Do you ever read something that bothers you so much, even seemingly inconsequential and trivial, that for some reason you can’t shake it off? Another person might not give it a second thought, but it gets on your nerves and stays there.
I was informed the other day, by no less an authority than the venerated Wall Street Journal, that my fun and festive Christmas wreath is “tone-deaf.”
A recent piece I came across in the Journal real estate section was pretentiously headlined: “Why You’ll Want a Simple Wreath this Holiday.” (Few things get my goat more than being told by would-be trendsetters and tastemakers what I’m supposed to want. There’s no better way to get on my bad side right out of the starting gate.)
The upshot of this article was that your holiday decorating ought to match the tenor of the times—that is, it should be as dull, bleak, joyless and sterilized as 2020 itself. Over-the-top wreaths with big bows and shiny balls and other frou-frou are “tone deaf,” the article proclaimed. Instead, the wreath gracing your front door ought to be bland and monochromatic as…wheat.
No joke. As alternatives, the WSJ piece suggested stripped-down wreaths constructed from berries and a dried-wheat wreath from Pottery Barn as examples of the type of minimalist holiday cheer appropriate to 2020.
My tone-deaf wreath, according to WSJ
The dried-wheat wreath WSJ thinks I should have
Which would you rather look at?
There have been periods in the recent past when it was suggested that more understated and subdued holiday festivities were called for in light of national events.
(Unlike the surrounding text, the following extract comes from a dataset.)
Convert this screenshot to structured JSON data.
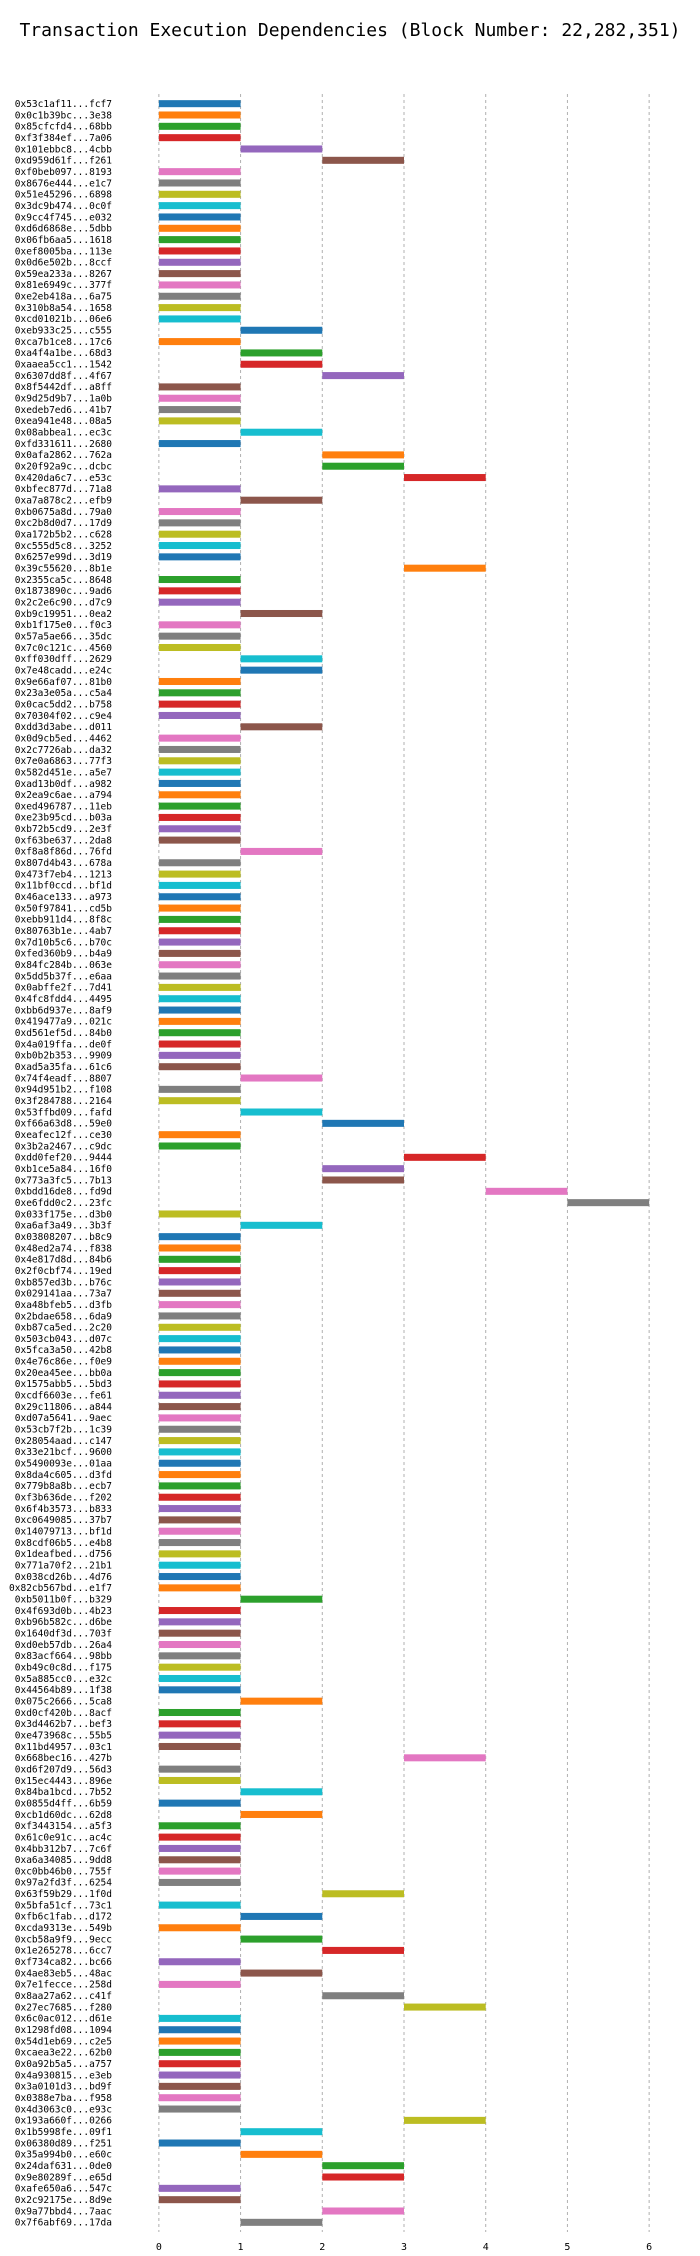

Two that come to mind are the post-9/11 season and the 2008-09 recession. In the case of the latter, Oprah sidelined her wildly popular and celebrated “Favorite Things” tradition.
You can choose to subscribe to a contrarian school of thought, which is that going all-out and over-the-top is the tonic we need in troubled times. You don’t have to go out and buy new stuff. But if you’ve already got the lights, ornaments, the mechanical lawn Santa and snowmen, why should you let them collect dust in the basement because some Scrooges in the print media say so?
Maybe carrying on—decorating, dressing, gift-giving, cooking and baking—same as we do every year is the biggest middle-finger we could give to this horror show of a year. It’s not like anyone is going to any big, boozy holiday soirees. At least not unless they’re a politician.
If understatement and minimalism suits your personal taste, then by all means, do you. There’s nothing wrong with that style. There’s nothing wrong with any kind of decorating. Unleash your inner Martha Stewart.
I remember back a couple decades ago when the minimalism movement was in vogue. A woman I knew had an annual tradition where she bought a large real fir tree and invited her friends to a tree-trimming party at her Uptown condo. “When it comes to Christmas,” she declared, “I’m a maximalist.”
And wheat is for farmers.
Let’s raise a glass to big-ass bows, giant shiny balls, and flashy multicolored string lights. According to WSJ, my Christmas wreath is tone-deaf. With all due respect Wall Street Journal, take your dried wheat and stuff it.